要たちはさらに力を手繰り、解放する。そのたびに要の心から何かが欠け落ちていく感覚に襲われるが、それら一切を無視した。無制限に力を解放し、心を代償に強大な力へと変換する。
爆音と火柱が蔦の虚虜の足元から吹き上がり、その一撃によって蔦の虚虜の態勢が崩れる。陽介を掴もうと伸ばした手は空を切り、その間にも陽介はひなみへと距離を詰める。
「白滝、ぼさっとすんな‼ うちらも本気でやるで!」
「ああ!」
地面に倒れていた血騎士が立ち上がり、自身に喝を入れるように大声で叫び、血の異能を解放する。無数の枝分かれした血液が巨大な鎌を複数、形作られ、彼らの意思に従い、大上段から蔦の虚虜の身体を裁断する。
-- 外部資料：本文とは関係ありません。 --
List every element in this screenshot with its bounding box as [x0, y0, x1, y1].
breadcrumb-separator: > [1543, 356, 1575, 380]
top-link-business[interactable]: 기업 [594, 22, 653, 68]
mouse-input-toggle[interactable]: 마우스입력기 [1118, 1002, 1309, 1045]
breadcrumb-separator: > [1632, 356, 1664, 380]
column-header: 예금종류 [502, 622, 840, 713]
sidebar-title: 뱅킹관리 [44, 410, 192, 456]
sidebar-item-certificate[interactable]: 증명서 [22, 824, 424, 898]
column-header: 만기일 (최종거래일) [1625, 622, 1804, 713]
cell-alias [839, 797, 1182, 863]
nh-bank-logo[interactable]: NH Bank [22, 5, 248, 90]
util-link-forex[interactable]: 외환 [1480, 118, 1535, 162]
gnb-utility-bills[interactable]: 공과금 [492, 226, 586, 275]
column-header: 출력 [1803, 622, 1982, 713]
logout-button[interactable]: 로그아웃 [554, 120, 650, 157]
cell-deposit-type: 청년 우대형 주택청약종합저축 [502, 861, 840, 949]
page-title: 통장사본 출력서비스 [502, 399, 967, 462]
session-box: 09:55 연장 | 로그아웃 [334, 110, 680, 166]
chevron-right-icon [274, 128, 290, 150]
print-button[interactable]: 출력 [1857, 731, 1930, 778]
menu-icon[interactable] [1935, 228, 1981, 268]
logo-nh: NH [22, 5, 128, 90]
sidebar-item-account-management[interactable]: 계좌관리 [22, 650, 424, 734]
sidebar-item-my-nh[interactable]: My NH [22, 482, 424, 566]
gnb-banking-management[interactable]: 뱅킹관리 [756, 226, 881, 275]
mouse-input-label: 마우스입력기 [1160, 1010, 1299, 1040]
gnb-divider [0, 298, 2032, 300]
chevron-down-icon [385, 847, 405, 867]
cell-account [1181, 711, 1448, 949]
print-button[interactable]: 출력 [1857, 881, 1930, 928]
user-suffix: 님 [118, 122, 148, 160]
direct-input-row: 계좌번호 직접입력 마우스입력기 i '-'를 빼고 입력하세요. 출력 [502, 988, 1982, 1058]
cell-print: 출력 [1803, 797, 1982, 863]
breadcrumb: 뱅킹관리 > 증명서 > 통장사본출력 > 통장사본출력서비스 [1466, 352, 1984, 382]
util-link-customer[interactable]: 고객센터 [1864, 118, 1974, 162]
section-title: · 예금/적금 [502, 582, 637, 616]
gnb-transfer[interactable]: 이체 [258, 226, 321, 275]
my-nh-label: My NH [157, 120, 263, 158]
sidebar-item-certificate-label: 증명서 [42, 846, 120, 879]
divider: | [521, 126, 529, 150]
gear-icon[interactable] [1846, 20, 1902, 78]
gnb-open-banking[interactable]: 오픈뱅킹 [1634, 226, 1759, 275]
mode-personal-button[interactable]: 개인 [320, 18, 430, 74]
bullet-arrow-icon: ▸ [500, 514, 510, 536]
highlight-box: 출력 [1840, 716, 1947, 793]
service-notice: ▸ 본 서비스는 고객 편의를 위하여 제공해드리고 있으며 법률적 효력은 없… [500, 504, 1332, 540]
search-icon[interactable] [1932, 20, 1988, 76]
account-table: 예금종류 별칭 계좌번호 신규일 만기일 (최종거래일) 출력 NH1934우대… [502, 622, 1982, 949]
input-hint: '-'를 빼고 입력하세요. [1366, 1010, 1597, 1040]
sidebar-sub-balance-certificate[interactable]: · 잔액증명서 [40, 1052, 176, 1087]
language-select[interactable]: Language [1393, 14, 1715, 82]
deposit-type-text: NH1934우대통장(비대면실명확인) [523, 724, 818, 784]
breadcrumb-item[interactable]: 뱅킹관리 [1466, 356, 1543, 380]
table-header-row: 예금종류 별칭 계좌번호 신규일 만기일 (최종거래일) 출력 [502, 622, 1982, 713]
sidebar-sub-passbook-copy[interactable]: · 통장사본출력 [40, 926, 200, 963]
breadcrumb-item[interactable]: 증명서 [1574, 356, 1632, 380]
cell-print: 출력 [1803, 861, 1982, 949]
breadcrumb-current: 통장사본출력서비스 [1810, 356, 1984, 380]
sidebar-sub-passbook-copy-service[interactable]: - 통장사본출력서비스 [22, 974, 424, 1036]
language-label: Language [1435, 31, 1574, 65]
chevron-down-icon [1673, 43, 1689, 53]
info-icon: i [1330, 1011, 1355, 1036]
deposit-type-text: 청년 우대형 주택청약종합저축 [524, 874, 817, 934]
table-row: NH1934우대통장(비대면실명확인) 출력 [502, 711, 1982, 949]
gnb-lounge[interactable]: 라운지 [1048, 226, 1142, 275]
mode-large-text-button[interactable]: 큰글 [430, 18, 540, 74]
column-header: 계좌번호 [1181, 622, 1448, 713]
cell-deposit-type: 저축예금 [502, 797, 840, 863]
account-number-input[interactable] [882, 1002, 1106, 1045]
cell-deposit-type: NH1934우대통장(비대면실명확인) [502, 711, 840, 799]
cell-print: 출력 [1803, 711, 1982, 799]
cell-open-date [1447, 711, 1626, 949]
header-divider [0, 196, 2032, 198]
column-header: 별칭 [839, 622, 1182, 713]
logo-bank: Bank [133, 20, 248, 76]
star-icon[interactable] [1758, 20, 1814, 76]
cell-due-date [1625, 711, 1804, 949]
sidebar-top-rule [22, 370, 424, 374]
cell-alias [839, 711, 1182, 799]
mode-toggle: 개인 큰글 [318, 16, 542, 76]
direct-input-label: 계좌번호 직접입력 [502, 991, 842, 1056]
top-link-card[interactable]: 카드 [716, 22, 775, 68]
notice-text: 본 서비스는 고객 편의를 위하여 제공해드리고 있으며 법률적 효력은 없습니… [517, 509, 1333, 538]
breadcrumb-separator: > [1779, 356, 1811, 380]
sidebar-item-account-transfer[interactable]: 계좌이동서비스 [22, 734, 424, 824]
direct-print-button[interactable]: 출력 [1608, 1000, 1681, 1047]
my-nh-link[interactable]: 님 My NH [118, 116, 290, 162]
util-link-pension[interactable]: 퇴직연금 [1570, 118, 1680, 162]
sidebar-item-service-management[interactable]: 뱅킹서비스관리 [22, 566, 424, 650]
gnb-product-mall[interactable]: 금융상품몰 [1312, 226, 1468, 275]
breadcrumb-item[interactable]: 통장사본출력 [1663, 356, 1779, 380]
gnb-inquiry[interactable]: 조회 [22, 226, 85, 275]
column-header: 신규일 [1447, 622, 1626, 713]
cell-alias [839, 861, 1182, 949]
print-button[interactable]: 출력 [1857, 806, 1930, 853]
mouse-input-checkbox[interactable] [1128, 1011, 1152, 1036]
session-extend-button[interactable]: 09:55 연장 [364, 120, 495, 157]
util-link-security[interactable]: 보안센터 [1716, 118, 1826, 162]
そこへ留めたばかりに、要は爆発を叩きつけた。遠隔で光の粒子を解き放ち、先に倍する爆発でもって蔦の虚虜を存在核ごと消し炭へと変える。
吹き荒れる爆風は凄まじく、ともすれば陽介に危険が迫りかねないほどの大威力だったが、要は見る。
陽介は、それら一切を気にせず、転がって身体を打ちながらも立ち上がり、ひなみのもとへ向かっていた。決して足は止めず、身に迫る危険すら無視して、ただ手を伸ばしている。
「そのまま行け」
呟き、断熱膨張による冷気を空間全体へと発生させる。視界がブラックアウトするほどの力の消費を感じるが、要はそれを意志の力ではねつけた。
力を手繰り、制御する。そこに必も協力する。
二人の力は周囲一帯の草花や茨、樹木のみを対象に氷結させた。
氷の華が咲き誇る。まるでバージンロードのように氷で作られた道を走る陽介と、その先で待つひなみを祝福するようで、その場にいた誰もがその行く末を見守っていた。